Writing in the August edition of DIA’s Global Forum, Sanofi R&D’s Thomas Kühler outlines the bumpy journey towards the full adoption of Health Technology Assessment (HTA) across Europe.

 

More than three years ago, in January 2018, the European Commission published a draft Regulation on Health Technology Assessment for the EU. The intention was to secure timely patient access to novel therapies, to avoid duplicative assessment work at the Member State level, and to provide a predictable and consistent process for the benefit of all stakeholders.

 

As background, Member States had not adopted an aligned approach but instead applied their own respective procedural measures and scientific standards when conducting Health Technology Assessments (HTAs). This meant duplicative and repetitive work across the EU network and hence higher costs for both companies and society at large. More importantly, it also delayed patient access to novel therapies. It was not a positive benchmark in terms of proper stewardship of available resources.
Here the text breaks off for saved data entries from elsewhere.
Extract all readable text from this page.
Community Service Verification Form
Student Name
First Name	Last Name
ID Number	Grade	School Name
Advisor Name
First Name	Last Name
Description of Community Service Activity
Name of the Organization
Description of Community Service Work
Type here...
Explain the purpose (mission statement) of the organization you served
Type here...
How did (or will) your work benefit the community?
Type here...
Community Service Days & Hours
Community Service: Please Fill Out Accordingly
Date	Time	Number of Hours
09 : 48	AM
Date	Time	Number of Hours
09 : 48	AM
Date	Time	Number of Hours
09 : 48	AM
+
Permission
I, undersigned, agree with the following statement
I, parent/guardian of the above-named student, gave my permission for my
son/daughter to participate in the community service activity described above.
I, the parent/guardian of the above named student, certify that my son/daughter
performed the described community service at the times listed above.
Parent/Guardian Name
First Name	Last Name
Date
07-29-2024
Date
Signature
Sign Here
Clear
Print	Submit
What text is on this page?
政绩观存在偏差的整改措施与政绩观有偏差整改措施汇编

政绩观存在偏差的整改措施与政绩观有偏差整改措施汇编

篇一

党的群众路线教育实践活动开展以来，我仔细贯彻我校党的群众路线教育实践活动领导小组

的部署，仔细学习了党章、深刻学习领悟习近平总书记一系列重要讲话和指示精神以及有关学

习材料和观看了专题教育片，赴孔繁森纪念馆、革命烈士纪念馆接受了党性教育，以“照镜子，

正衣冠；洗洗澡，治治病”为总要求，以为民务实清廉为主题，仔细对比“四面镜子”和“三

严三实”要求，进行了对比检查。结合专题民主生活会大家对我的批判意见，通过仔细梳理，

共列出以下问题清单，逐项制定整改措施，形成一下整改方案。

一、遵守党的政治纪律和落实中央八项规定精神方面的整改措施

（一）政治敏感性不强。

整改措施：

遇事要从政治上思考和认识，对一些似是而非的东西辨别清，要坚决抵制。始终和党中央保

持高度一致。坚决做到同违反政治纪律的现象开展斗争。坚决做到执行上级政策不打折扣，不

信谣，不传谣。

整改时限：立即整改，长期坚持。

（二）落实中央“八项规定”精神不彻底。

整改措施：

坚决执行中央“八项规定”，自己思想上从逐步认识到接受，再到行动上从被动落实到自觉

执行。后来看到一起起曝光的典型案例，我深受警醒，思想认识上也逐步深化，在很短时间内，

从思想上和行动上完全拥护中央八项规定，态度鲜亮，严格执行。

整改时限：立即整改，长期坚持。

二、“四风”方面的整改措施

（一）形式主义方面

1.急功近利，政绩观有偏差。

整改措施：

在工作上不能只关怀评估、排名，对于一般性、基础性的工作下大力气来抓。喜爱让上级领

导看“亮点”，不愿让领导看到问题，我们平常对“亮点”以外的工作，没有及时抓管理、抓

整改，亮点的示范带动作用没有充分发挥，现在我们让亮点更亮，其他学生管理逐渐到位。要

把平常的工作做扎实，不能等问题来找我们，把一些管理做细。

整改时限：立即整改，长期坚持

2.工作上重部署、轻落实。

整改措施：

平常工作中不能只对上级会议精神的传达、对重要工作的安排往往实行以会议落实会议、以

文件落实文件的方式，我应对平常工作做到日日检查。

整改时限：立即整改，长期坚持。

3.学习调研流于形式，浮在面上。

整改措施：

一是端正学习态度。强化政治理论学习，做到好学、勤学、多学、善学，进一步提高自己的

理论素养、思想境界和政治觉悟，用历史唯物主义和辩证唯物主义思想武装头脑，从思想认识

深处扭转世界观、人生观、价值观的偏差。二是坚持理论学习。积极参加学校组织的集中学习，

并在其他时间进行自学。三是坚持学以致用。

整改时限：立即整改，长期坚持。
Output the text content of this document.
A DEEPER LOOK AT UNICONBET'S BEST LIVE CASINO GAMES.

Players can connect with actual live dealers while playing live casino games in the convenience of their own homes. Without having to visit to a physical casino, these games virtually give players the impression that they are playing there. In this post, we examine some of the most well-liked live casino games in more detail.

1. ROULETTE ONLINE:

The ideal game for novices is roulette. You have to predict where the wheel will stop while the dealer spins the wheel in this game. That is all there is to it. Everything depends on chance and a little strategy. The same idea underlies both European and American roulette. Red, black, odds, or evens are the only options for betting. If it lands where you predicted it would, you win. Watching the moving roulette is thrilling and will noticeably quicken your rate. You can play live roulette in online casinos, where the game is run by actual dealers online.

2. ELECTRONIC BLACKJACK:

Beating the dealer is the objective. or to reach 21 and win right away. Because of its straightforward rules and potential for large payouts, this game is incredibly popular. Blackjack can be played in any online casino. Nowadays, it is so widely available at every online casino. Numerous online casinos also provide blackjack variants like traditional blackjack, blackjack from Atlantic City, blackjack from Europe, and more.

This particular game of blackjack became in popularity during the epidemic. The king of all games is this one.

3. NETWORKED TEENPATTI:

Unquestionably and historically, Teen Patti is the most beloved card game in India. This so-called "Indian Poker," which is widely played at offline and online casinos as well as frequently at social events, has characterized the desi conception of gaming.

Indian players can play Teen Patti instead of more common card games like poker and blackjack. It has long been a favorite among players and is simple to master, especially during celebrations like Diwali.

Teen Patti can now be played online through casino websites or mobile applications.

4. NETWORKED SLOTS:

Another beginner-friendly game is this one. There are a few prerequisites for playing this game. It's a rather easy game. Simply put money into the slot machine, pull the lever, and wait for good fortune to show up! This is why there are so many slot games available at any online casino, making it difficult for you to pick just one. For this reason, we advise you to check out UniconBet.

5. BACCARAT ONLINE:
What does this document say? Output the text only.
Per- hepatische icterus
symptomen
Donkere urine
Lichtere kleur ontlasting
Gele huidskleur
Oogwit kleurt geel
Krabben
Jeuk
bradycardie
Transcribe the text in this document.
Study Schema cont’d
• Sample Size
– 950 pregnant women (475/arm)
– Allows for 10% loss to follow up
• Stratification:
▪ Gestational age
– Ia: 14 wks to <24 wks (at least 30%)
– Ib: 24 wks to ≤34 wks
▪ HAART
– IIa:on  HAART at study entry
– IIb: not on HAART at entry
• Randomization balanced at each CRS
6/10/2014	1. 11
Accordingly, the European Commission aimed to reinvent EU-wide HTA cooperation, with a particular focus on mandatory joint clinical assessments. The intent was for the network to streamline the process and share resources, and to arrive at one consensus view on assessments, which then would be binding across the EU. While there would be no obligation for a Member State to conduct its own HTA on a product that has undergone a joint clinical assessment, it would now be mandatory to use the joint clinical assessment if the Member State in question would choose to conduct one — thereby effectively preventing Member States from introducing additional national requirements which had long been plaguing the system and resulted in delayed patient access to medicines.